LOS ANGELES — A desperate Los Angeles Kings team did everything it could to frustrate the Golden Knights on Sunday. And for the better part of two periods, it seemed to work.
But the Knights settled down when it mattered most, and they own a 3-0 lead in the Western Conference quarterfinals as a result.
James Neal and William Karlsson scored 21 seconds apart in the third period, and the Knights rallied for a 3-2 victory on Sunday at Staples Center to take complete control of the best-of-seven series.
Cody Eakin also scored in the third for the Knights, who won their third straight one-goal game in the series and will go for the sweep when Game 4 takes place at 7:30 p.m. Tuesday at Staples Center.

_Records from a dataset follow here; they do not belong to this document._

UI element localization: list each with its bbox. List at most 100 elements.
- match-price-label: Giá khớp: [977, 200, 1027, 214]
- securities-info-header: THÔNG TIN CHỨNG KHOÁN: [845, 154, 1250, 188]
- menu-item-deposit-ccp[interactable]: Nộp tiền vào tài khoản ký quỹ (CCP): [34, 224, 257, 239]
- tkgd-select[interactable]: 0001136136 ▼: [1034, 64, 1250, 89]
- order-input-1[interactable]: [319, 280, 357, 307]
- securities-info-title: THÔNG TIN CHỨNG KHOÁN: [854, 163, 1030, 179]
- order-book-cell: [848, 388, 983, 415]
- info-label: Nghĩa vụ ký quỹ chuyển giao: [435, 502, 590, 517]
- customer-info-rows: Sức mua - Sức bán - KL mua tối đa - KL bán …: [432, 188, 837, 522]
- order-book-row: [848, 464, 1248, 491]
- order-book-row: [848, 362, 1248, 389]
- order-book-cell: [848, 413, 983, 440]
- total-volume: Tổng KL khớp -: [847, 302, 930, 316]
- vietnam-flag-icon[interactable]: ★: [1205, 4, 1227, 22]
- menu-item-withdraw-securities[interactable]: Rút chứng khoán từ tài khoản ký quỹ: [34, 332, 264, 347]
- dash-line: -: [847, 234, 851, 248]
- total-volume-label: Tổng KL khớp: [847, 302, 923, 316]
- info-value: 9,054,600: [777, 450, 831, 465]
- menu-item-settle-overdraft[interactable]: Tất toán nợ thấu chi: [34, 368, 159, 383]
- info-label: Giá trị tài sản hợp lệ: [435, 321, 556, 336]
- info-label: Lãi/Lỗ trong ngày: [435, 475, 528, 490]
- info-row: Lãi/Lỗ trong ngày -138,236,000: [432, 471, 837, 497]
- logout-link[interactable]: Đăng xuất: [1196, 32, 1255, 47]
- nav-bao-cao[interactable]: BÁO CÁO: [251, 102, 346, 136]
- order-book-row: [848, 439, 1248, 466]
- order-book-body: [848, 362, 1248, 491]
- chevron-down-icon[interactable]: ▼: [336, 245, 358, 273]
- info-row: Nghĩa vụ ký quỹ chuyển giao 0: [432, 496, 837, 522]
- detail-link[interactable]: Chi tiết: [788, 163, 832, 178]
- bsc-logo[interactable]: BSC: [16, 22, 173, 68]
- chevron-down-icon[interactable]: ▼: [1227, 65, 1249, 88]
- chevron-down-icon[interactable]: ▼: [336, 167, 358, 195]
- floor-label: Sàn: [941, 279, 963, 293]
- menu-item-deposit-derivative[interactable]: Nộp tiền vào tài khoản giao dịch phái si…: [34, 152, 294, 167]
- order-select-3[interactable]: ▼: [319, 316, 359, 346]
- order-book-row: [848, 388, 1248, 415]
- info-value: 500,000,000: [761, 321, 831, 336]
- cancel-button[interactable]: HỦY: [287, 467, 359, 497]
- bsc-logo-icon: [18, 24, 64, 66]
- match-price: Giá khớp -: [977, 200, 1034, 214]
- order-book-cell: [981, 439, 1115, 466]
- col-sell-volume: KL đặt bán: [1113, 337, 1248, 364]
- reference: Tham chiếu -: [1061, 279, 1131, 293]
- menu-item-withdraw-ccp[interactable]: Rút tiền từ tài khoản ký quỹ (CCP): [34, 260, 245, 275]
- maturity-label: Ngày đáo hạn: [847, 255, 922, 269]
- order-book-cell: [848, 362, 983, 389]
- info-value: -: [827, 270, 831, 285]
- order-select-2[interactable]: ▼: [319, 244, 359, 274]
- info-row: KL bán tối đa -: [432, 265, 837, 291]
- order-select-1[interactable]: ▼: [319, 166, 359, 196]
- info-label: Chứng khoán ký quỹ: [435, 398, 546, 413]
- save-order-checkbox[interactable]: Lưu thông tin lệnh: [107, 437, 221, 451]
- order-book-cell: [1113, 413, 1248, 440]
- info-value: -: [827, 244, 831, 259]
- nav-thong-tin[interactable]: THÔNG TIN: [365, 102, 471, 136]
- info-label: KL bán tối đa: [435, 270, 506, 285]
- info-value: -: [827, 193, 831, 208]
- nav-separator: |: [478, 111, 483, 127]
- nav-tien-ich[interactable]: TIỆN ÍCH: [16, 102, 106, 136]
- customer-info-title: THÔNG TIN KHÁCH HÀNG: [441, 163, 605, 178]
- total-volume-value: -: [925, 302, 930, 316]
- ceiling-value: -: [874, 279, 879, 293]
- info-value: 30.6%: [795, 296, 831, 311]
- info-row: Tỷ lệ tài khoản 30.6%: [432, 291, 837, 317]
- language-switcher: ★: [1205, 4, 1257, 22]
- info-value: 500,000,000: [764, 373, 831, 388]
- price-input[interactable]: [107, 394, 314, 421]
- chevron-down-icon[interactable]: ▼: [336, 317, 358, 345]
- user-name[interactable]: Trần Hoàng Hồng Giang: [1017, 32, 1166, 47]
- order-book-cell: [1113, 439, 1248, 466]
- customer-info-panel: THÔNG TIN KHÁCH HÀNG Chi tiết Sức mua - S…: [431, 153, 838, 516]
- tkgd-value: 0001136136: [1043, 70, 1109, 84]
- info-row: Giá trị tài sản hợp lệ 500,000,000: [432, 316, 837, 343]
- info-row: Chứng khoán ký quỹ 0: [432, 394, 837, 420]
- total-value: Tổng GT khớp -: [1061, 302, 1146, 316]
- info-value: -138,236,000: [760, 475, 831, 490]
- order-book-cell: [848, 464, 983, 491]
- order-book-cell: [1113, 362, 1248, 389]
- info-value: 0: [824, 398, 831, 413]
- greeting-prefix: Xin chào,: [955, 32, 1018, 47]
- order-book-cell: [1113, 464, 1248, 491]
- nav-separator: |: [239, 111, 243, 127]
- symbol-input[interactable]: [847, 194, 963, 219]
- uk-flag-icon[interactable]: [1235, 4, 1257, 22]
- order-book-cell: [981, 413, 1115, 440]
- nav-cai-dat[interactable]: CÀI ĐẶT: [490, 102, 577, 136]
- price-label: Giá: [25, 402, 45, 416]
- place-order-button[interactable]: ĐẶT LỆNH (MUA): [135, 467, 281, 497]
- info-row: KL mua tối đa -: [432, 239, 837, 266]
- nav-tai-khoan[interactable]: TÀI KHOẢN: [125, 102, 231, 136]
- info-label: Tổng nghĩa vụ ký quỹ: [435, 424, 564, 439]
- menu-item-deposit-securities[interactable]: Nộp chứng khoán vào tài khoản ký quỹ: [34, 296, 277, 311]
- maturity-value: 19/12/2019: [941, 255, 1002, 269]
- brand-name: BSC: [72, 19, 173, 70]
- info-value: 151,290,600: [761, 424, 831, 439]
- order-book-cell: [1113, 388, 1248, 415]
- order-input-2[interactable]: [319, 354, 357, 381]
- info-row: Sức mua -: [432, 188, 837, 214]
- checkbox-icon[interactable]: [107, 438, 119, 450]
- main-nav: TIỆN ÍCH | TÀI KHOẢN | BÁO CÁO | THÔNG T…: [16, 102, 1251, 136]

“We knew what they were going to come out and do,” Neal said. “They were hard on us. They were physical, a heavy team that you’d expect. Kind of weathered the storm a bit at the start, and I thought we continued to get to our game until the third.”
The Kings welcomed back defenseman Drew Doughty after he was suspended for Game 2 and were content to throw their weight around for two periods. By the end of the second, Los Angeles appeared to get under the Knights’ skin.
Jonathan Marchessault took a high-sticking penalty on Doughty with 1.1 seconds left in the period, and Doughty mocked Marchessault afterward, clapping in his face.
“We’re not going to get the calls if we’re kind of retaliating, so the best way to do it is push through it, skate through it, skate through their checks, skate through the adversity, and we did a good job of that in the third,” Eakin said. “Just the shovel-and-pail kind of mentality. It’s been working, so we’re going to continue with that.”
But the Knights answered in the third period despite being outshot 17-9.
Neal, who dished out a team-high eight hits, danced around Kings defenseman Oscar Fantenberg and whipped a shot between the legs of Kings goaltender Jonathan Quick to put the Knights ahead 2-1 with 5:37 remaining.
“You want to score big goals, for sure,” Neal said. “I think when you do the right things — if you’re finishing your checks, you’re playing well defensively — the goals will come. I’ve been in enough of those games that I feel like if you stick with it, you’ll get your chance.”
Karlsson put the Knights up 3-1 soon after when he was left unchecked after a faceoff and one-timed a pass from Reilly Smith with 5:16 left.
Anze Kopitar scored for Los Angeles with 2:04 remaining, but the Knights were able to hold on.
Knights goaltender Marc-Andre Fleury finished with 37 saves.
“When there’s not too many goals let in, it’s always a good thing,” Fleury said. “Again, it was so close, right till the end. I feel like every shot matters. But it’s fun when you come out on top.”
After the teams combined for 263 hits in the opening two games, the Kings set a physical tone in the first period, crashing into everyone in a white jersey.
Jon Merrill absorbed a big hit from Adrian Kempe, which knocked the Knights defenseman’s helmet to the side of his head, and Los Angeles finished the period with a 28-13 advantage in hits.
But unlike the opening two games of the series when the Knights grabbed the lead in the opening 20 minutes, the Kings used a strong forecheck to strike for the first goal with 6:46 remaining.
Dustin Brown fought off a check from defenseman Nate Schmidt behind the Knights net and moved the puck to Kopitar, who then found rookie Alex Iafallo alone at the back post.
Iafallo, a healthy scratch in Game 2, lifted a shot over Fleury into the top of the net that quickly bounced out. The on-ice officials waved off the goal as the Kings celebrated, but it was confirmed by video replay.
“We knew L.A. was going to make a strong push at us,” coach Gerard Gallant said. “They’re down 2-0 in the series. We expected a hard, physical game from them. I thought our guys handled it well. After the second period we talked about keeping our composure, and I thought our veteran guys — Fleury, (Deryk) Engelland, Neal — did a good job of settling us down.”
1. Getting chippy. The action heated up in Game 3 with several scrums. Knights forward William Carrier and the Kings’ Kyle Clifford dropped the gloves in the first period, but the linesmen stepped in before they could throw punches. In the second period, Erik Haula appeared to catch Anze Kopitar with the butt-end of his stick after getting knocked down.
2. That 70s Line. The Kings struggled to generate offense while falling behind in the series, so coach John Stevens reunited center Jeff Carter (No. 77) with wings Tanner Pearson (No. 70) and Tyler Toffoli (No. 73) on Sunday. Carter had four shots on goal and won 17 of 44 faceoffs in the first two games.
3. Celebrity watch. It’s Los Angeles, which means a number of celebrities were in attendance at Staples Center. In addition to actors Margot Robbie and Eric Stonestreet, former soccer star David Beckham was shown on the video scoreboard.